Nous reproduisons ci-dessous l’appel lancé jeudi 26 novembre signé par de nombreux militantEs politiques, syndicaux, du mouvement social, etc.
Ces derniers jours la peur a envahi les rues. La peur après le choc des attentats, bien sûr, mais aussi la peur devant les mesures inouïes prises depuis le 13 novembre. Bruxelles, région-capitale du pays, a été mise en état de siège de fait, tandis que le reste du pays s’est retrouvé dans un état d’urgence de fait.
On ne peut s’empêcher de remettre en question l’efficacité de ces mesures, et d’en soulever les contradictions : les écoles, le métro, ont été fermés ; une quantité incroyable d’événements culturels, mais aussi politiques, ont été annulés ou interdits et des camions blindés ainsi que des centaines de soldats ont pris possession des rues.
À côté de ça, il faudrait rester calme, mais la centrale nucléaire de Tihange par exemple est restée sans protection. De même, le fameux niveau 4, supposé justifier ces mesures extrêmes, a été maintenu alors que progressivement les écoles, le métro, etc. rouvraient leur portes. Quelle cohérence dans tout ça ? Quel contrôle démocratique sur ces décisions ?
La pauvreté aussi tue
En quelques jours, le gouvernement Michel a trouvé 400 millions pour le virage sécuritaire et promet des mesures d’état de choc (perquisitions de nuit, détention administrative de 3 jours, prison automatique pour les jeunes de retour de Syrie, etc.). L’argent qui n’existait pas pour les services publics et les pauvres apparaît comme par magie. C’est un choix désastreux. Avec ces 400 millions d’euros, on pourrait, entre autres, augmenter de 50 % le revenu d’intégration sociale versé à 100 000 personnes par les CPAS.
Démocratie piétinée
Les conséquences de cet état d’exception ne se sont pas fait attendre. Les bavures se multiplient contre des présumés coupables, l’un étudiant à Anvers mis à terre au Quick avec deux fusils pointés sur sa tête, l’autre dans la très stigmatisée Molenbeek, un troisième qui voit la police débarquer chez lui en brisant portes et fenêtres à 5 heures du matin…

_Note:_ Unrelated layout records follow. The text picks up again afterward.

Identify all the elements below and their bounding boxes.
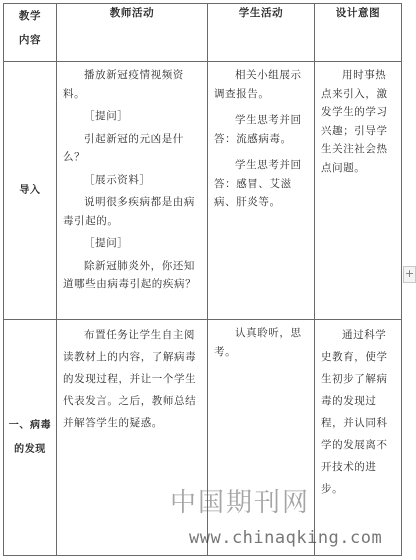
row-content-cell: 导入 bbox=[4, 62, 57, 320]
paragraph: 学生思考并回答：感冒、艾滋病、肝炎等。 bbox=[214, 159, 302, 208]
watermark-url: www.chinaqking.com bbox=[189, 528, 383, 548]
paragraph: 用时事热点来引入，激发学生的学习兴趣；引导学生关注社会热点问题。 bbox=[321, 69, 388, 174]
table-row bbox=[4, 62, 402, 320]
paragraph: 认真聆听，思考。 bbox=[214, 327, 302, 358]
paragraph: 除新冠肺炎外，你还知道哪些由病毒引起的疾病？ bbox=[63, 259, 197, 290]
expand-plus-icon[interactable]: + bbox=[403, 266, 416, 283]
paragraph: 学生思考并回答：流感病毒。 bbox=[214, 114, 302, 145]
paragraph: 通过科学史教育，使学生初步了解病毒的发现过程，并认同科学的发展离不开技术的进步。 bbox=[321, 329, 388, 495]
paragraph: ［展示资料］ bbox=[84, 173, 151, 186]
paragraph: 播放新冠疫情视频资料。 bbox=[63, 69, 184, 100]
header-design-intent: 设计意图 bbox=[315, 4, 402, 62]
teacher-activity-cell bbox=[57, 320, 208, 556]
paragraph: 布置任务让学生自主阅读教材上的内容，了解病毒的发现过程，并让一个学生代表发言。之后，教师总结并解答学生的疑惑。 bbox=[63, 329, 197, 429]
table-row bbox=[4, 320, 402, 556]
paragraph: 相关小组展示调查报告。 bbox=[214, 69, 302, 100]
lesson-plan-table bbox=[3, 3, 402, 556]
student-activity-cell bbox=[208, 62, 315, 320]
table-header-row bbox=[4, 4, 402, 62]
design-intent-cell bbox=[315, 320, 402, 556]
header-teacher-activity: 教师活动 bbox=[57, 4, 208, 62]
design-intent-cell bbox=[315, 62, 402, 320]
teacher-activity-cell bbox=[57, 62, 208, 320]
paragraph: 说明很多疾病都是由病毒引起的。 bbox=[63, 196, 195, 227]
paragraph: ［提问］ bbox=[84, 237, 129, 249]
paragraph: ［提问］ bbox=[84, 110, 129, 122]
header-student-activity: 学生活动 bbox=[208, 4, 315, 62]
student-activity-cell bbox=[208, 320, 315, 556]
row-content-cell: 一、病毒 的发现 bbox=[4, 320, 57, 556]
watermark-title: 中国期刊网 bbox=[170, 488, 311, 518]
header-content: 教学 内容 bbox=[4, 4, 57, 62]
paragraph: 引起新冠的元凶是什么？ bbox=[63, 132, 184, 163]
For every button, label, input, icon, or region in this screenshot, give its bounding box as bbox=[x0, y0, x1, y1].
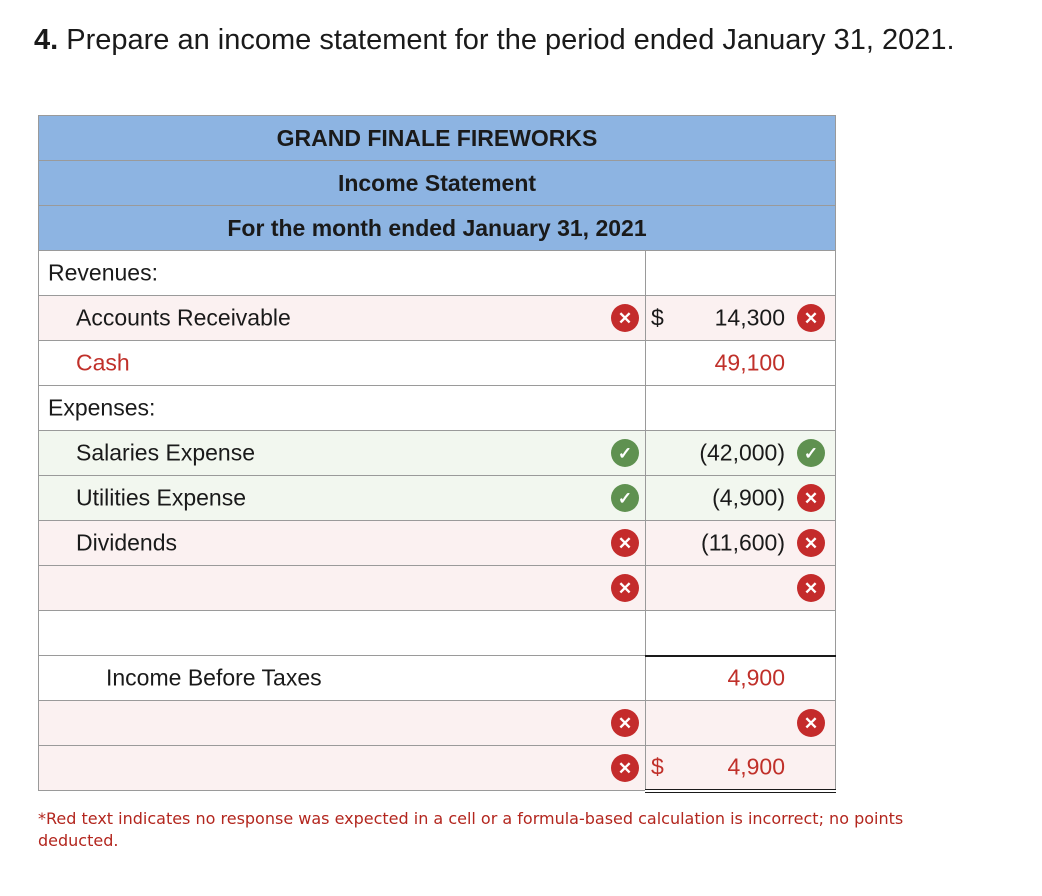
income-statement-table bbox=[38, 115, 836, 793]
account-select-blank[interactable] bbox=[39, 701, 646, 746]
account-select-blank[interactable] bbox=[39, 611, 646, 656]
check-circle-icon: ✓ bbox=[611, 439, 639, 467]
header-statement-row bbox=[39, 161, 836, 206]
account-label: Dividends bbox=[76, 529, 177, 556]
table-row bbox=[39, 386, 836, 431]
table-row bbox=[39, 746, 836, 791]
close-circle-icon: ✕ bbox=[611, 304, 639, 332]
revenues-heading: Revenues: bbox=[48, 259, 158, 286]
amount-value: (4,900) bbox=[712, 484, 785, 511]
table-row bbox=[39, 476, 836, 521]
income-before-taxes-label: Income Before Taxes bbox=[106, 664, 322, 691]
header-company-row bbox=[39, 116, 836, 161]
amount-cell-cash bbox=[646, 341, 836, 386]
close-circle-icon: ✕ bbox=[797, 709, 825, 737]
header-period-row bbox=[39, 206, 836, 251]
close-circle-icon: ✕ bbox=[797, 304, 825, 332]
amount-value: 49,100 bbox=[714, 349, 785, 376]
account-select-utilities-expense[interactable] bbox=[39, 476, 646, 521]
amount-value: (11,600) bbox=[701, 529, 785, 556]
company-name: GRAND FINALE FIREWORKS bbox=[39, 116, 836, 161]
amount-input-utilities-expense[interactable] bbox=[646, 476, 836, 521]
footnote: *Red text indicates no response was expected in a cell or a formula-based calculation is incorrect; no points deducted. bbox=[38, 809, 904, 850]
amount-input-salaries-expense[interactable] bbox=[646, 431, 836, 476]
amount-value: 14,300 bbox=[714, 304, 785, 331]
account-label: Cash bbox=[76, 349, 130, 376]
table-row bbox=[39, 611, 836, 656]
dollar-sign: $ bbox=[651, 753, 664, 780]
account-label: Salaries Expense bbox=[76, 439, 255, 466]
close-circle-icon: ✕ bbox=[611, 529, 639, 557]
account-select-blank[interactable] bbox=[39, 566, 646, 611]
amount-value: 4,900 bbox=[727, 664, 785, 691]
table-row bbox=[39, 296, 836, 341]
statement-name: Income Statement bbox=[39, 161, 836, 206]
final-total-amount bbox=[646, 746, 836, 791]
amount-input-accounts-receivable[interactable] bbox=[646, 296, 836, 341]
table-row bbox=[39, 521, 836, 566]
amount-input-blank[interactable] bbox=[646, 701, 836, 746]
table-row bbox=[39, 701, 836, 746]
account-select-final[interactable] bbox=[39, 746, 646, 791]
close-circle-icon: ✕ bbox=[611, 754, 639, 782]
check-circle-icon: ✓ bbox=[797, 439, 825, 467]
amount-cell[interactable] bbox=[646, 251, 836, 296]
account-label: Utilities Expense bbox=[76, 484, 247, 511]
revenues-heading-cell bbox=[39, 251, 646, 296]
amount-input-blank[interactable] bbox=[646, 566, 836, 611]
table-row bbox=[39, 431, 836, 476]
account-cash-cell bbox=[39, 341, 646, 386]
close-circle-icon: ✕ bbox=[611, 709, 639, 737]
income-before-taxes-cell bbox=[39, 656, 646, 701]
table-row bbox=[39, 341, 836, 386]
question-text: Prepare an income statement for the period ended January 31, 2021. bbox=[66, 24, 955, 56]
amount-value: (42,000) bbox=[699, 439, 785, 466]
amount-value: 4,900 bbox=[727, 753, 785, 780]
account-select-accounts-receivable[interactable] bbox=[39, 296, 646, 341]
dollar-sign: $ bbox=[651, 304, 664, 331]
account-select-dividends[interactable] bbox=[39, 521, 646, 566]
expenses-heading: Expenses: bbox=[48, 394, 156, 421]
account-label: Accounts Receivable bbox=[76, 304, 291, 331]
statement-period: For the month ended January 31, 2021 bbox=[39, 206, 836, 251]
account-select-salaries-expense[interactable] bbox=[39, 431, 646, 476]
amount-input-blank[interactable] bbox=[646, 611, 836, 656]
question-number: 4. bbox=[34, 24, 59, 56]
table-row bbox=[39, 656, 836, 701]
check-circle-icon: ✓ bbox=[611, 484, 639, 512]
table-row bbox=[39, 251, 836, 296]
close-circle-icon: ✕ bbox=[797, 484, 825, 512]
table-row bbox=[39, 566, 836, 611]
close-circle-icon: ✕ bbox=[797, 529, 825, 557]
close-circle-icon: ✕ bbox=[797, 574, 825, 602]
amount-cell[interactable] bbox=[646, 386, 836, 431]
expenses-heading-cell bbox=[39, 386, 646, 431]
close-circle-icon: ✕ bbox=[611, 574, 639, 602]
income-before-taxes-amount bbox=[646, 656, 836, 701]
amount-input-dividends[interactable] bbox=[646, 521, 836, 566]
question-title bbox=[34, 24, 955, 57]
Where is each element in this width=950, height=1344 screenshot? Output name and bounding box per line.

La peur gagne les quartiers populaires avec une forte présence musulmane. Nous voyons comment des bourgmestres, y compris du PS ou SP.a, tirent prétexte de l’alerte antiterroriste pour interdire de nombreuses manifestations ou débats publics, à Saint-Gilles sur la Syrie, à Molenbeek pour la solidarité et contre les divisions, à Bruxelles-ville et Ostende pour la justice climatique. Même la livraison de repas chauds aux sans-abris dans les gares est interdite ! Pendant ce temps, l’ensemble des mouvements sociaux, syndicats en tête, sont priés d’obtempérer par le ministre de l’Intérieur N-VA, Jan Jambon, et le MR dépose une proposition de loi visant à interdire les piquets de grève.
Résistance !
Nous refusons de continuer à laisser la peur nous diriger. Nous refusons l’État autoritaire qui est en train d’être mis en place sous nos yeux. Nous refusons que des organes non élus comme l’OCAM et le Conseil de sécurité national (Nationale Veiligheidsraad) dirigent le pays. Nous voulons que toute la clarté soit faite, y compris par une commission parlementaire d’enquête, sur la façon dont un climat de peur a pu être créé délibérément. Nous refusons aussi une guerre qu’on prétend commettre en notre nom, et qui ne fera qu’ajouter des morts aux morts, de la barbarie à la barbarie.
Nous appelons l’opposition sociale et politique à ce gouvernement à marcher dans les rues et à montrer que non, nous n’arrêterons pas de vivre et de lutter pour un monde meilleur, et que nous n’accepterons pas d’être bâillonnés et réprimés « pour notre sécurité ».
Nos meilleures armes pour résister sont la solidarité et l’auto-organisation, pour décider de nos vies, de ce qui est bon pour notre sécurité, pour la planète. Avec nos amiEs en France et dans d’autres pays comme l’Espagne qui refusent l’autoritarisme, la guerre, le racisme et les interdictions de manifester, à l’instar du front commun syndical du Hainaut qui a maintenu sa grève le 23 novembre, nous appelons la population à ouvrir les yeux et à désobéir. L’histoire n’a jamais été faite par ceux qui demandent la permission.
Nous refusons de continuer à laisser la peur nous diriger. Nous abominons le terrorisme de Daesh, mais nous lutterons contre la politique sécuritaire et liberticide que nos gouvernements veulent imposer au nom de la lutte contre les terroristes, et qui fait le jeu de ceux-ci.